Fil d'Ariane
Même sans s'arrêter, impossible de les manquer. Des visages de l'histoire du panafricanisme. Mais au premier plan, celui de Sékou Touré dérange, sur ce lieu de triste mémoire, ce pont du 8 novembre, dit des pendus, sous le régime du premier président de Guinée.
Nous avions demandé à ce que l'on fasse une stèle à ce niveau-là pour commémorer justement toutes ces pendaisons. Ceci n'a pas été fait malgré les promesses de l'époque. Alors quand aujourd'hui on se rend compte que ce sanguinaire, le bourreau, est magnifié sur un pan de ce pont, là où il a pendu des êtres humains, je pense que c'est quand même trop cher payé.
Fodé Marega, membre de l'association des victimes du Camp Boiro
C'était le 25 janvier 1971, quatre hauts responsables guinéens accusés de complot et sortis du tristement célèbre camp Boiro pour être exécutés, comme des dizaines de milliers de prisonniers politiques. Une page sombre effacée par ces figures des indépendances, Thomas Sankara pour le Burkina Faso, Amilcar Cabral pour la Guinée Bissau, Kwame Nkrumah pour le Ghana. Mais en Guinée, personne ne peut nier les faits historiques.

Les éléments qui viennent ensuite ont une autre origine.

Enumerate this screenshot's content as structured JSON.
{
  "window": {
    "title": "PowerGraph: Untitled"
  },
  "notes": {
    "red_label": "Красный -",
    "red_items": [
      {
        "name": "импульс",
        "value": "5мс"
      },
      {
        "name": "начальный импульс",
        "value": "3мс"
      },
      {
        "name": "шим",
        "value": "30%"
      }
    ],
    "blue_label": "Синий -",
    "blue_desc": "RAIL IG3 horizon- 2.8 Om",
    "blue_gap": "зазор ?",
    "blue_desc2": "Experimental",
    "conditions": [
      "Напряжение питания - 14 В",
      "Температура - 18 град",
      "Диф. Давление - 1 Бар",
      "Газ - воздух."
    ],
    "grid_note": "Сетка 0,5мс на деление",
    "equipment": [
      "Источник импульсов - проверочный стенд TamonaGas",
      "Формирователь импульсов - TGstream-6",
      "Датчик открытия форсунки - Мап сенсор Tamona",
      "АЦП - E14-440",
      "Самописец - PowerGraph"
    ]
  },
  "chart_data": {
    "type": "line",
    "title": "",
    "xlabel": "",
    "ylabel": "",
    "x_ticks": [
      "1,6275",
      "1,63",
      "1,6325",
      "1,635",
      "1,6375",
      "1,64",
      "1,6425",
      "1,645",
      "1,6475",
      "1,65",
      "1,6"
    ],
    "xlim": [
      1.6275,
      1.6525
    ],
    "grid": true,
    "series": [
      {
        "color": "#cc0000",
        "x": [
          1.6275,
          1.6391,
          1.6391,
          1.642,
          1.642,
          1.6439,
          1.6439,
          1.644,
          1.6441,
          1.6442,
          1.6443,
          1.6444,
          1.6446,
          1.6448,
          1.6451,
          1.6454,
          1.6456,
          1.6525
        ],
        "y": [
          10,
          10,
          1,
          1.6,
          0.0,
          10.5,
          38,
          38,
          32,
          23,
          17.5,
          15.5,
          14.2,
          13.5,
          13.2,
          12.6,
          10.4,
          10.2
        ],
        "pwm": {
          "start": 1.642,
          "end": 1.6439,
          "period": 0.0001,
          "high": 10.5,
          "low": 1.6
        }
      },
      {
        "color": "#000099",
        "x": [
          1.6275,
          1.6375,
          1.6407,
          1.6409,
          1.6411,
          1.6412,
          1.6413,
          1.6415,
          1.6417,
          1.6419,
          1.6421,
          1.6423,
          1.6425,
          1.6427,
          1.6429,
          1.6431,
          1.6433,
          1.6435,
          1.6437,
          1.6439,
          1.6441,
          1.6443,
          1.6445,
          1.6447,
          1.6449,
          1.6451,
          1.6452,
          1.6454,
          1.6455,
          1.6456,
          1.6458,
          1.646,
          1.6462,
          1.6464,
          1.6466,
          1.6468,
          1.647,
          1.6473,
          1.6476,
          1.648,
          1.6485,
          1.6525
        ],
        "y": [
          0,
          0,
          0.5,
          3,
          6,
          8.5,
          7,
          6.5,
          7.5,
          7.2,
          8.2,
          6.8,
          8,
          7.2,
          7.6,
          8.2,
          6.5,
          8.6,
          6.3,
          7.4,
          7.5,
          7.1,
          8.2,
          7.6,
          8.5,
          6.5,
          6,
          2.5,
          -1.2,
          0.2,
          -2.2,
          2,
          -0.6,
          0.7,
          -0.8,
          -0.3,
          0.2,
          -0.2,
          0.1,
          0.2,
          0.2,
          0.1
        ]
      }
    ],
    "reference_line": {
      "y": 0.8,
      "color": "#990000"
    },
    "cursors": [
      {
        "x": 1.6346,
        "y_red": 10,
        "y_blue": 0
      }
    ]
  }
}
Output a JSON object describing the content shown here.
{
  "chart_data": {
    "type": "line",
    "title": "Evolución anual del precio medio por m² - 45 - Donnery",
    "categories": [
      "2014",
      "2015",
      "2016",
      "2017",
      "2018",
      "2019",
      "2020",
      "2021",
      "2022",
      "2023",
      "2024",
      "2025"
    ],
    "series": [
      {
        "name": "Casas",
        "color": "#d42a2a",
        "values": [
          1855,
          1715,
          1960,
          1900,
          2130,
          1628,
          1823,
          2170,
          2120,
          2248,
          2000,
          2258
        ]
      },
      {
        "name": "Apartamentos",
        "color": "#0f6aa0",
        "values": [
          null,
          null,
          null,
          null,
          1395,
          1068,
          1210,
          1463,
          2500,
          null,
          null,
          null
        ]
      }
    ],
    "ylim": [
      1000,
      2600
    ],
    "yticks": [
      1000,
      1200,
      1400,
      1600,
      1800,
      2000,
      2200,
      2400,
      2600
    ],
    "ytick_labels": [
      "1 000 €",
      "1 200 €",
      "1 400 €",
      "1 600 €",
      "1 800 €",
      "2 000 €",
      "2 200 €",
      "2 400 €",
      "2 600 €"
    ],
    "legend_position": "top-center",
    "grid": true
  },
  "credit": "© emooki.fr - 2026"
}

Si mon père avait été pendu, est-ce que j'aurais les mêmes réactions? Voilà les questions que nous aussi nous nous posons au sein de notre mouvement. Donc nous sommes très sensibles à leurs cris de cœur mais on veut leur demander qu'ensemble, chaque Guinéen doit se donner la main pour qu'on ait un pardon vrai. Parce que les parents sont morts, on ne peut plus les ramener à la vie. Mais on peut leur donner tout un honneur. On peut humaniser ces morts-là.
Soninké Diané, membre du mouvement Les Sékoutouréïstes
Le pardon, c'est aussi ce que demande l'auteur de la fresque aux victimes du camp Boiro.
C'est l'art. On est en train de faire quelque chose qui est beau. Les gens viennent pour prendre des photos. Donc chaque pays a son histoire aussi. Mais nous on l'a pas fait pour vexer l'association, cette association-là. Au contraire, si ça les a touchés on demande pardon. Parce que ce n'est pas notre intention. Ce n'était pas un truc politique. Ce n'est pas quelqu'un qui nous a financé.
Chimère Ndiaw, artiste graffeur peintre
Art, histoire et mémoire, s'entrechoquent ici, sous ce pont du 8 novembre, à l'entrée de la commune de Kaloum, dirigée depuis peu par la fille aînée de Sékou Touré.